If you go to Google or Facebook through a major carrier in the U.S., Germany or France, for example, there's a decent chance you're using IPv6 [Internet Protocol, Version 6], the next-generation system that has so many addresses that the world may never use them up. Though it's pretty much invisible to end users, the new protocol is already making service providers' networks run better and may be speeding up your connections, too.
"I think a lot of people don't realize how much IPv6 there is out there," said Mat Ford, technical program manager of the Internet Society, the organizer of World IPv6 Launch.
On Tuesday, Ford's group released its latest monthly figures for IPv6 connectivity. Among the findings: More than 66 percent of connections from Verizon Wireless customers to big Internet companies went over IPv6. At T-Mobile USA, IPv6 traffic exceeded 53 percent.
These are measurements of IPv6 traffic to five big Internet companies that make content available via the new protocol: Google, Facebook, Yahoo, LinkedIn and Akamai.
Mobile is where IPv6 is catching on first, in many cases, because connecting all those devices requires lots of unique addresses. But some wireline networks are getting into the game, too. More than 46 percent of connections from AT&T's wired broadband network used the new protocol, as did about one-third of the traffic from Comcast customers. Outside the U.S., Deutsche Telekom and French carrier Free were both around 29 percent IPv6.
This evolution is invisible to most consumers.
"If you're a Verizon customer and you have a mobile handset, it is quite possible that you're an IPv6 user and you don't know it," said John Curran, president and CEO of ARIN [American Registry for Internet Numbers], which is in charge of addresses for North America.
All smartphones now ship with IPv6 capability. Some home broadband gateways support the new protocol, and some older models can be upgraded by the service provider.
Though consumers may not notice the shift, it's expected to be a critical change for the Internet in the coming years.
Most of the Internet is still made up of PCs, Web servers, phones and other devices that identify themselves using IPv4, a system that was first deployed in 1981 and only has 4.3 billion unique addresses. If there are more than 700 million arrangement could run into problems. And it has: The regional organizations that give out fresh IP addresses all say their IPv4 supplies are running low, and the market for unused address space may be heating up.
The shortage of IPv4 addresses is a hot topic at this week's biannual meeting of ARIN. The organization is getting ready to open a waiting list for companies requesting large numbers of fresh addresses.
IPv6 solves the shortage with a bigger address space that should be able to provide a unique number for everything that will ever get on the Internet. The new protocol languished for years as companies downplayed the coming address drought. But now, in some countries and some parts of the Internet business, those days are over.
Here's more good news: Facebook says about 8 percent of all its members worldwide use IPv6 to reach its content.
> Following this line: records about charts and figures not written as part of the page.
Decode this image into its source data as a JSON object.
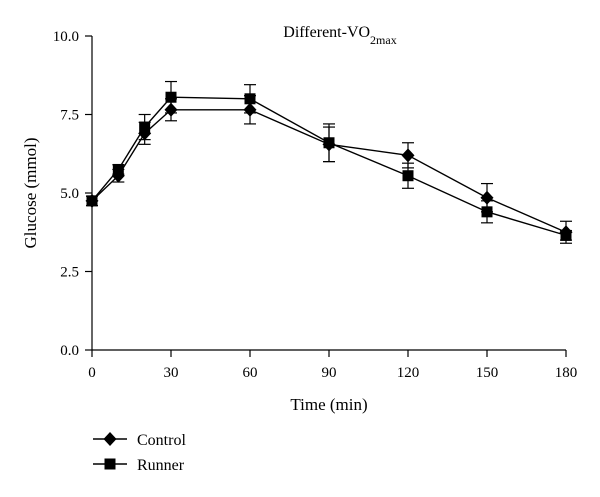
{
  "chart_data": {
    "type": "line",
    "title": "Different-VO",
    "title_subscript": "2max",
    "xlabel": "Time (min)",
    "ylabel": "Glucose (mmol)",
    "x_ticks": [
      "0",
      "30",
      "60",
      "90",
      "120",
      "150",
      "180"
    ],
    "y_ticks": [
      "0.0",
      "2.5",
      "5.0",
      "7.5",
      "10.0"
    ],
    "xlim": [
      0,
      180
    ],
    "ylim": [
      0,
      10
    ],
    "grid": false,
    "legend_position": "bottom-left",
    "x": [
      0,
      10,
      20,
      30,
      60,
      90,
      120,
      150,
      180
    ],
    "series": [
      {
        "name": "Control",
        "marker": "diamond",
        "values": [
          4.75,
          5.55,
          6.9,
          7.65,
          7.65,
          6.55,
          6.2,
          4.85,
          3.75
        ],
        "error": [
          0.15,
          0.2,
          0.35,
          0.35,
          0.45,
          0.55,
          0.4,
          0.45,
          0.35
        ]
      },
      {
        "name": "Runner",
        "marker": "square",
        "values": [
          4.75,
          5.75,
          7.1,
          8.05,
          8.0,
          6.6,
          5.55,
          4.4,
          3.65
        ],
        "error": [
          0.15,
          0.15,
          0.4,
          0.5,
          0.45,
          0.6,
          0.4,
          0.35,
          0.15
        ]
      }
    ]
  }
}
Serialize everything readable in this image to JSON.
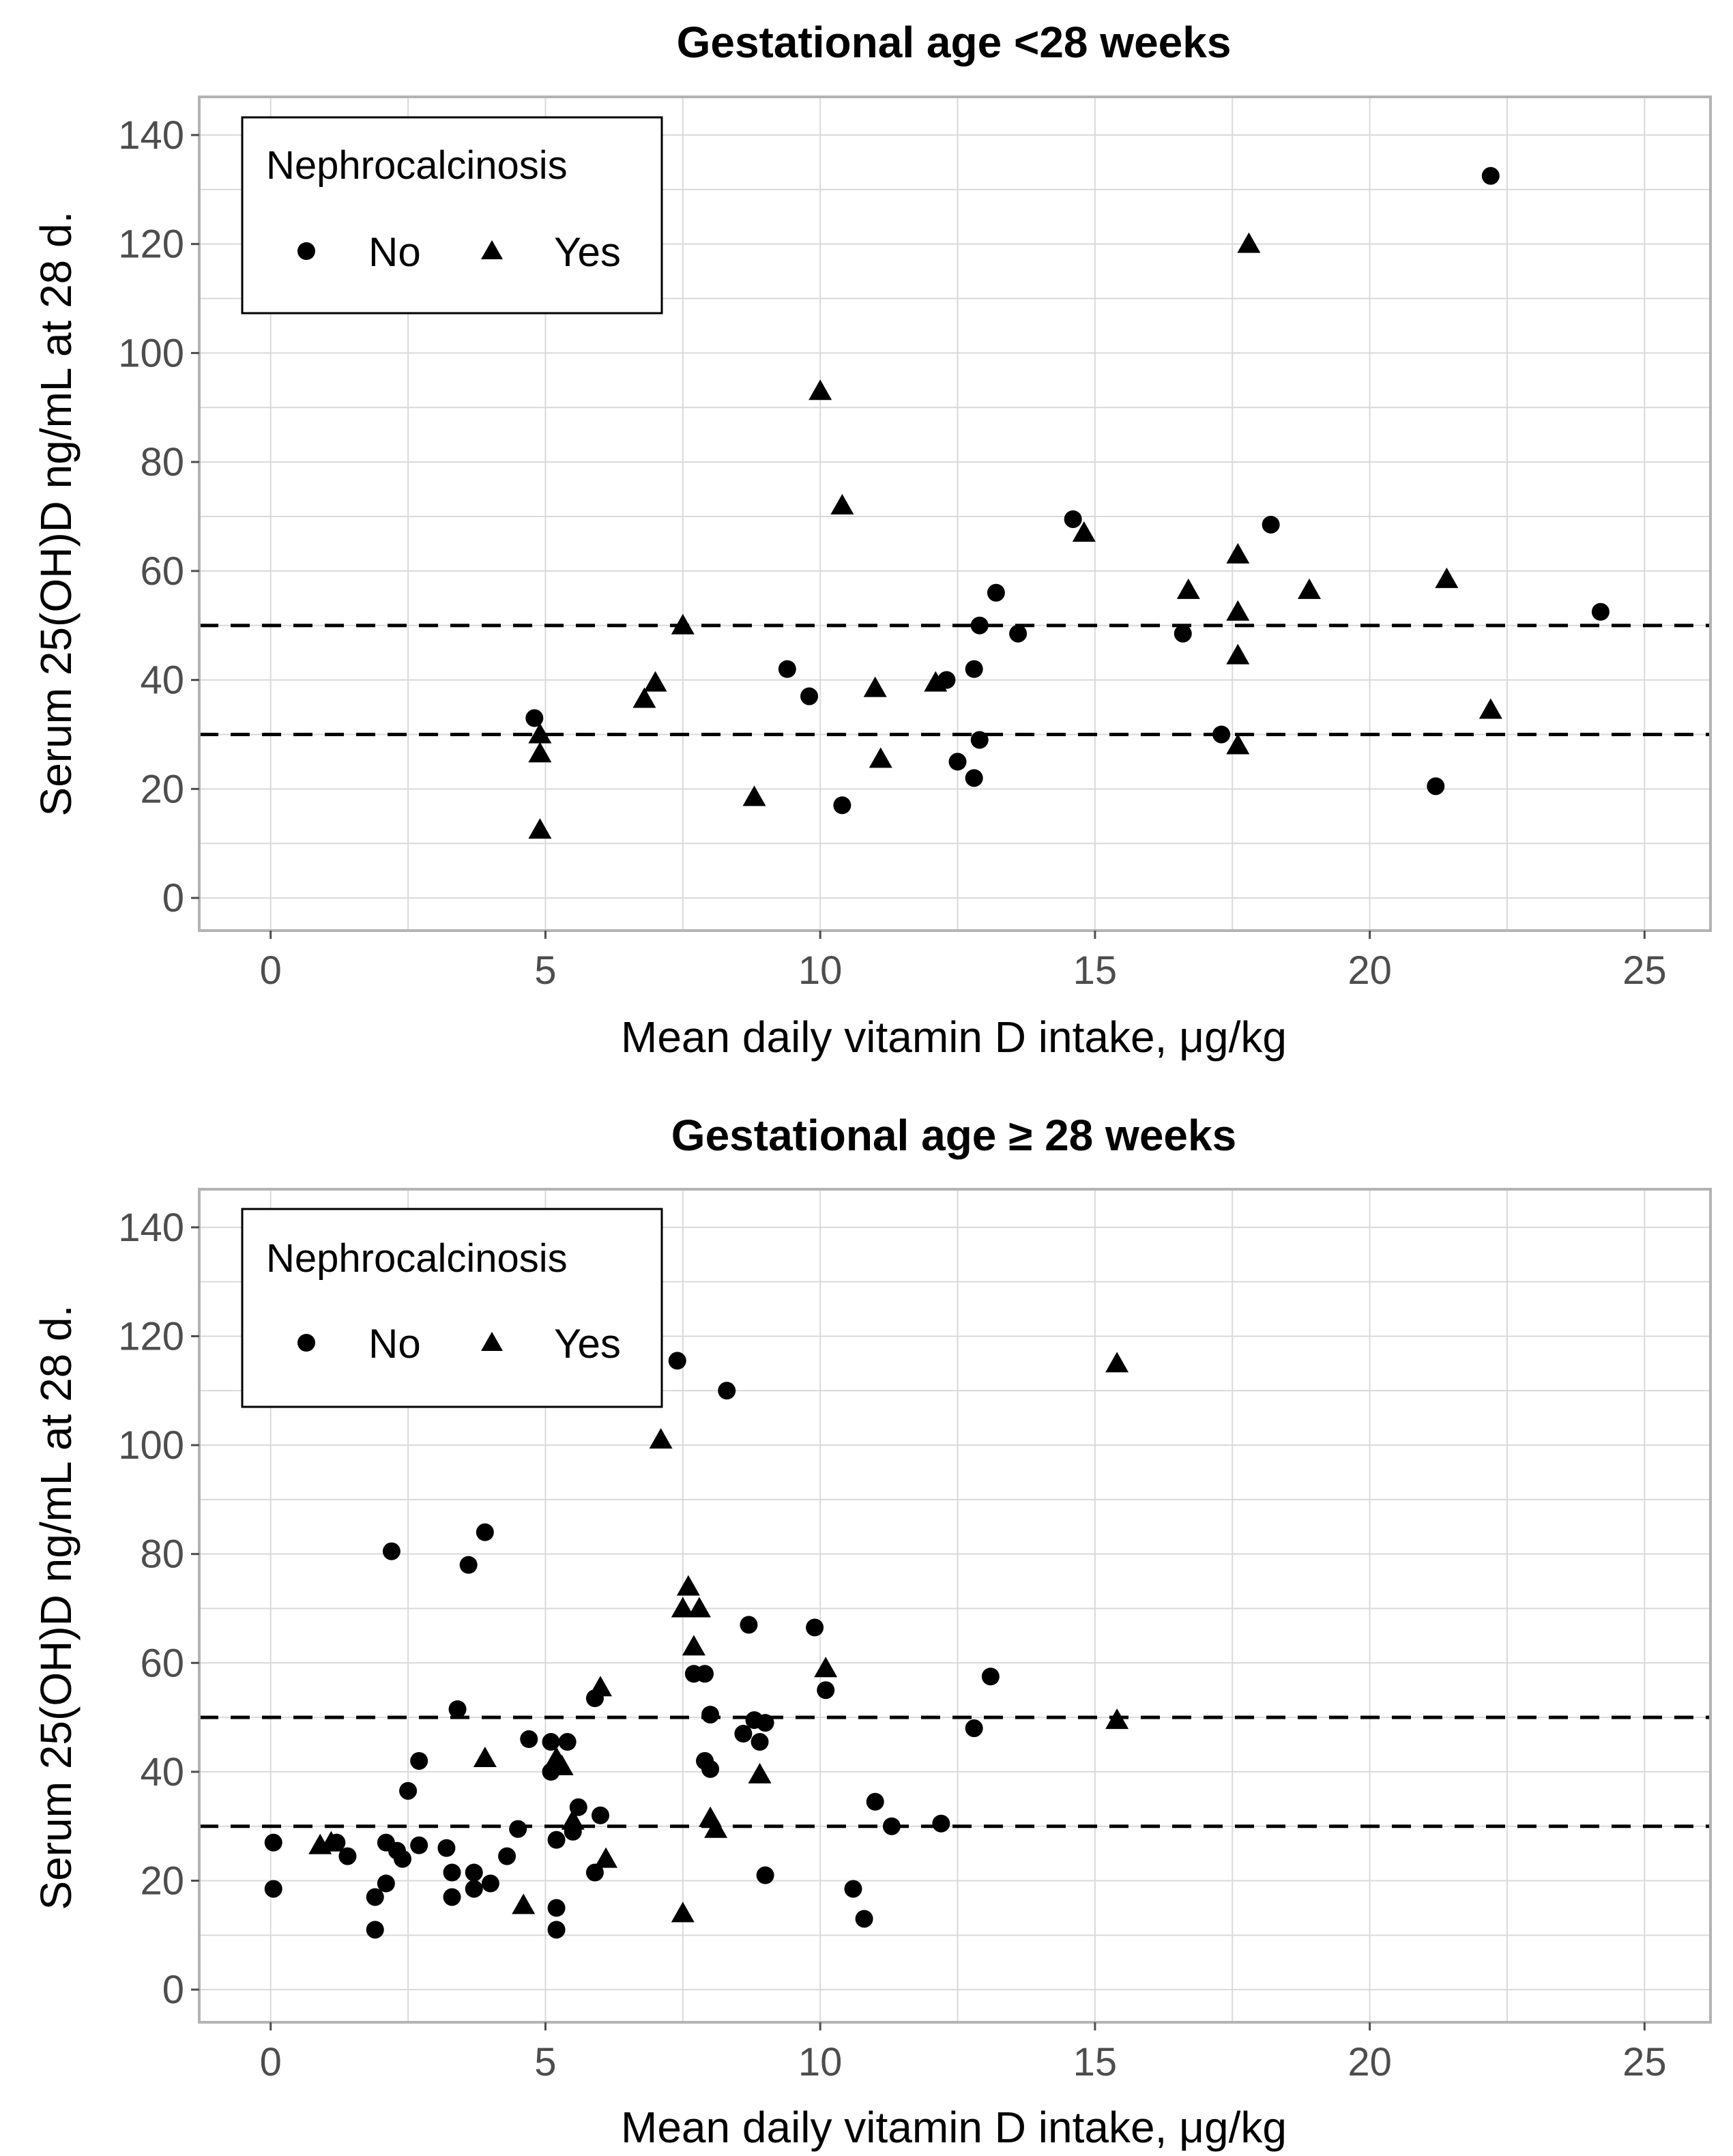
{
  "chart_data": [
    {
      "type": "scatter",
      "title": "Gestational age <28 weeks",
      "xlabel": "Mean daily vitamin D intake, μg/kg",
      "ylabel": "Serum 25(OH)D ng/mL at 28 d.",
      "xlim": [
        -1.3,
        26.2
      ],
      "ylim": [
        -6,
        147
      ],
      "xticks": [
        0,
        5,
        10,
        15,
        20,
        25
      ],
      "yticks": [
        0,
        20,
        40,
        60,
        80,
        100,
        120,
        140
      ],
      "reference_lines": [
        30,
        50
      ],
      "legend": {
        "title": "Nephrocalcinosis",
        "position": "top-left",
        "entries": [
          {
            "label": "No",
            "shape": "circle"
          },
          {
            "label": "Yes",
            "shape": "triangle"
          }
        ]
      },
      "series": [
        {
          "name": "No",
          "shape": "circle",
          "points": [
            [
              4.8,
              33
            ],
            [
              9.4,
              42
            ],
            [
              9.8,
              37
            ],
            [
              10.4,
              17
            ],
            [
              12.3,
              40
            ],
            [
              12.5,
              25
            ],
            [
              12.8,
              42
            ],
            [
              12.8,
              22
            ],
            [
              12.9,
              29
            ],
            [
              12.9,
              50
            ],
            [
              13.2,
              56
            ],
            [
              13.6,
              48.5
            ],
            [
              14.6,
              69.5
            ],
            [
              16.6,
              48.5
            ],
            [
              17.3,
              30
            ],
            [
              18.2,
              68.5
            ],
            [
              21.2,
              20.5
            ],
            [
              22.2,
              132.5
            ],
            [
              24.2,
              52.5
            ]
          ]
        },
        {
          "name": "Yes",
          "shape": "triangle",
          "points": [
            [
              4.9,
              12.5
            ],
            [
              4.9,
              26.5
            ],
            [
              4.9,
              30
            ],
            [
              6.8,
              36.5
            ],
            [
              7.0,
              39.5
            ],
            [
              7.5,
              50
            ],
            [
              8.8,
              18.5
            ],
            [
              10.0,
              93
            ],
            [
              10.4,
              72
            ],
            [
              11.0,
              38.5
            ],
            [
              11.1,
              25.5
            ],
            [
              12.1,
              39.5
            ],
            [
              14.8,
              67
            ],
            [
              16.7,
              56.5
            ],
            [
              17.6,
              44.5
            ],
            [
              17.6,
              52.5
            ],
            [
              17.6,
              63
            ],
            [
              17.6,
              28
            ],
            [
              17.8,
              120
            ],
            [
              18.9,
              56.5
            ],
            [
              21.4,
              58.5
            ],
            [
              22.2,
              34.5
            ]
          ]
        }
      ]
    },
    {
      "type": "scatter",
      "title": "Gestational age ≥ 28 weeks",
      "xlabel": "Mean daily vitamin D intake, μg/kg",
      "ylabel": "Serum 25(OH)D ng/mL at 28 d.",
      "xlim": [
        -1.3,
        26.2
      ],
      "ylim": [
        -6,
        147
      ],
      "xticks": [
        0,
        5,
        10,
        15,
        20,
        25
      ],
      "yticks": [
        0,
        20,
        40,
        60,
        80,
        100,
        120,
        140
      ],
      "reference_lines": [
        30,
        50
      ],
      "legend": {
        "title": "Nephrocalcinosis",
        "position": "top-left",
        "entries": [
          {
            "label": "No",
            "shape": "circle"
          },
          {
            "label": "Yes",
            "shape": "triangle"
          }
        ]
      },
      "series": [
        {
          "name": "No",
          "shape": "circle",
          "points": [
            [
              0.05,
              27
            ],
            [
              0.05,
              18.5
            ],
            [
              1.2,
              27
            ],
            [
              1.4,
              24.5
            ],
            [
              1.9,
              11
            ],
            [
              1.9,
              17
            ],
            [
              2.1,
              19.5
            ],
            [
              2.1,
              27
            ],
            [
              2.2,
              80.5
            ],
            [
              2.3,
              25.5
            ],
            [
              2.4,
              24
            ],
            [
              2.5,
              36.5
            ],
            [
              2.7,
              26.5
            ],
            [
              2.7,
              42
            ],
            [
              3.2,
              26
            ],
            [
              3.3,
              21.5
            ],
            [
              3.3,
              17
            ],
            [
              3.4,
              51.5
            ],
            [
              3.6,
              78
            ],
            [
              3.7,
              21.5
            ],
            [
              3.7,
              18.5
            ],
            [
              3.9,
              84
            ],
            [
              4.0,
              19.5
            ],
            [
              4.3,
              24.5
            ],
            [
              4.5,
              29.5
            ],
            [
              4.7,
              46
            ],
            [
              5.1,
              40
            ],
            [
              5.1,
              45.5
            ],
            [
              5.2,
              15
            ],
            [
              5.2,
              11
            ],
            [
              5.2,
              27.5
            ],
            [
              5.4,
              45.5
            ],
            [
              5.5,
              29
            ],
            [
              5.6,
              33.5
            ],
            [
              5.9,
              21.5
            ],
            [
              5.9,
              53.5
            ],
            [
              6.0,
              32
            ],
            [
              7.4,
              115.5
            ],
            [
              7.7,
              58
            ],
            [
              7.9,
              42
            ],
            [
              7.9,
              58
            ],
            [
              8.0,
              50.5
            ],
            [
              8.0,
              40.5
            ],
            [
              8.3,
              110
            ],
            [
              8.6,
              47
            ],
            [
              8.7,
              67
            ],
            [
              8.8,
              49.5
            ],
            [
              8.9,
              45.5
            ],
            [
              9.0,
              21
            ],
            [
              9.0,
              49
            ],
            [
              9.9,
              66.5
            ],
            [
              10.1,
              55
            ],
            [
              11.0,
              34.5
            ],
            [
              10.6,
              18.5
            ],
            [
              10.8,
              13
            ],
            [
              11.3,
              30
            ],
            [
              12.2,
              30.5
            ],
            [
              12.8,
              48
            ],
            [
              13.1,
              57.5
            ]
          ]
        },
        {
          "name": "Yes",
          "shape": "triangle",
          "points": [
            [
              0.9,
              26.5
            ],
            [
              1.1,
              27
            ],
            [
              3.9,
              42.5
            ],
            [
              4.6,
              15.5
            ],
            [
              5.2,
              42.5
            ],
            [
              5.3,
              41
            ],
            [
              5.5,
              31
            ],
            [
              6.0,
              55.5
            ],
            [
              6.1,
              24
            ],
            [
              7.1,
              101
            ],
            [
              7.5,
              14
            ],
            [
              7.5,
              70
            ],
            [
              7.6,
              74
            ],
            [
              7.7,
              63
            ],
            [
              7.8,
              70
            ],
            [
              8.0,
              31.5
            ],
            [
              8.1,
              29.5
            ],
            [
              8.9,
              39.5
            ],
            [
              10.1,
              59
            ],
            [
              15.4,
              115
            ],
            [
              15.4,
              49.5
            ]
          ]
        }
      ]
    }
  ]
}
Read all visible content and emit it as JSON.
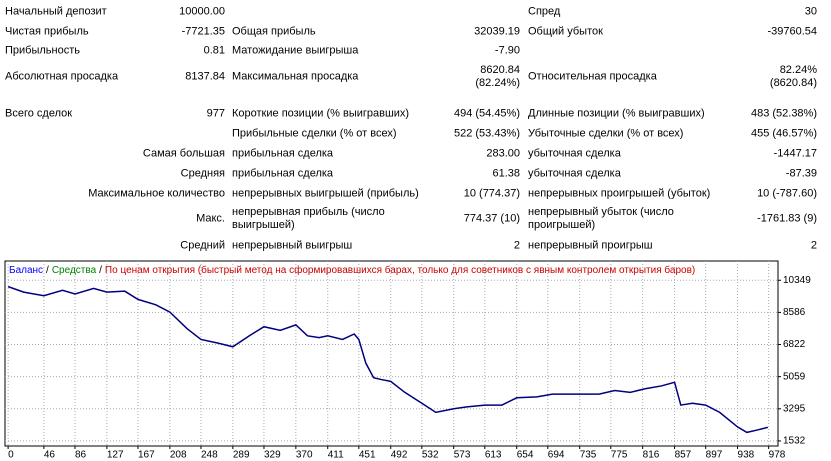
{
  "table": {
    "rows": [
      [
        "Начальный депозит",
        "10000.00",
        null,
        null,
        "Спред",
        "30"
      ],
      [
        "Чистая прибыль",
        "-7721.35",
        "Общая прибыль",
        "32039.19",
        "Общий убыток",
        "-39760.54"
      ],
      [
        "Прибыльность",
        "0.81",
        "Матожидание выигрыша",
        "-7.90",
        null,
        null
      ],
      [
        "Абсолютная просадка",
        "8137.84",
        "Максимальная просадка",
        "8620.84\n(82.24%)",
        "Относительная просадка",
        "82.24%\n(8620.84)"
      ],
      [
        "Всего сделок",
        "977",
        "Короткие позиции (% выигравших)",
        "494 (54.45%)",
        "Длинные позиции (% выигравших)",
        "483 (52.38%)"
      ],
      [
        null,
        null,
        "Прибыльные сделки (% от всех)",
        "522 (53.43%)",
        "Убыточные сделки (% от всех)",
        "455 (46.57%)"
      ],
      [
        null,
        "Самая большая",
        "прибыльная сделка",
        "283.00",
        "убыточная сделка",
        "-1447.17"
      ],
      [
        null,
        "Средняя",
        "прибыльная сделка",
        "61.38",
        "убыточная сделка",
        "-87.39"
      ],
      [
        null,
        "Максимальное количество",
        "непрерывных выигрышей (прибыль)",
        "10 (774.37)",
        "непрерывных проигрышей (убыток)",
        "10 (-787.60)"
      ],
      [
        null,
        "Макс.",
        "непрерывная прибыль (число\nвыигрышей)",
        "774.37 (10)",
        "непрерывный убыток (число\nпроигрышей)",
        "-1761.83 (9)"
      ],
      [
        null,
        "Средний",
        "непрерывный выигрыш",
        "2",
        "непрерывный проигрыш",
        "2"
      ]
    ]
  },
  "chart_data": {
    "type": "line",
    "legend": [
      {
        "text": "Баланс",
        "color": "#0000ff"
      },
      {
        "text": "Средства",
        "color": "#008000"
      },
      {
        "text": "По ценам открытия (быстрый метод на сформировавшихся барах, только для советников с явным контролем открытия баров)",
        "color": "#cc0000"
      }
    ],
    "separator": "/",
    "x": [
      0,
      20,
      46,
      70,
      86,
      110,
      127,
      150,
      167,
      190,
      208,
      230,
      248,
      270,
      289,
      310,
      329,
      350,
      370,
      385,
      400,
      411,
      430,
      445,
      451,
      460,
      470,
      480,
      492,
      510,
      532,
      550,
      573,
      590,
      613,
      635,
      654,
      680,
      700,
      735,
      760,
      780,
      800,
      820,
      840,
      857,
      865,
      880,
      897,
      915,
      938,
      950,
      965,
      977
    ],
    "series": [
      {
        "color": "#000080",
        "values": [
          10000,
          9700,
          9500,
          9800,
          9600,
          9900,
          9700,
          9750,
          9300,
          9000,
          8600,
          7700,
          7100,
          6900,
          6700,
          7300,
          7800,
          7600,
          7900,
          7300,
          7200,
          7300,
          7100,
          7400,
          7100,
          5800,
          5000,
          4900,
          4800,
          4200,
          3600,
          3100,
          3300,
          3400,
          3500,
          3500,
          3900,
          3950,
          4100,
          4100,
          4100,
          4300,
          4200,
          4400,
          4550,
          4750,
          3500,
          3600,
          3500,
          3100,
          2300,
          2000,
          2150,
          2279
        ]
      }
    ],
    "xlim": [
      -4,
      990
    ],
    "ylim": [
      1254,
      11406
    ],
    "xticks": [
      0,
      46,
      86,
      127,
      167,
      208,
      248,
      289,
      329,
      370,
      411,
      451,
      492,
      532,
      573,
      613,
      654,
      694,
      735,
      775,
      816,
      857,
      897,
      938,
      978
    ],
    "yticks": [
      1532,
      3295,
      5059,
      6822,
      8586,
      10349
    ],
    "grid": true
  }
}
In the U.S., it's 17.5 percent. Those shares are doubling each year, Facebook software engineer Paul Saab said. Google logs just over 6 percent of its visitors coming over the new protocol.
But while many ISPs and major Internet content providers have made IPv6 partly available and are aggressively rolling it out, a long tail of smaller participants has not.
"As you radiate out from core providers and into the different parts of the Internet, it drops out pretty quick," said Doug Madory, director of Internet analysis at Dyn Research
Of the top 1,000 websites, as measured by Web analytics company Alexa, only 14.2 percent can be reached via IPv6. In terms of the number of bits traversing the Internet as a whole, there may be an even longer way to go. Reports by the Amsterdam Internet Exchange, one of the largest Internet peering companies, show IPv4 traffic peaking daily at about 3.5Tbps (bits per second). Meanwhile, IPv6 traffic typically peaks at about 30Gbps, suggesting it makes up only about 1 percent of the data going through the exchange.
A world map created by APNIC [Asia-Pacific Network Information Centre] and Google shows IPv6 capability ranging from almost 39 percent in Belgium to zero in many developing countries. While Germany comes in at nearly 20 percent and the U.S. almost 17 percent, few others countries exceed 10 percent.
"It is happening, but it's still piecemeal," APNIC Chief Scientist Geoff Huston said via email. "Just 30 ISPs account for most of the visible IPv6 activity. Now, they are big ISPs and they are influential in the industry, but there are still just 30."
"I don't feel like we're arriving yet on this tipping point where everybody's going to adopt this soon," Dyn's Madory said.
Vint Cerf, ARIN's board chair and Google's chief Internet evangelist, thinks the tide will turn when overall IPv6 use hits about 25 percent. That should happen in the next few years, driven by the need to connect more mobile devices and the Internet of Things, Cerf said.
As for the speed boost that may come with IPv6, it's too early to say whether you'll see it or not. Facebook says it has seen users' News Feeds loading 20 percent to 40 percent faster on mobile devices using IPv6. Tests at Time Warner Cable have shown a 15 percent boost.
The speed increases might happen because users of IPv6 don't have to share an IPv4 address with other subscribers using Network Address Translation, a technique that makes the network work harder. But Facebook's Saab isn't ready to break out the confetti just yet.
"We're still trying to clarify the data," Saab said.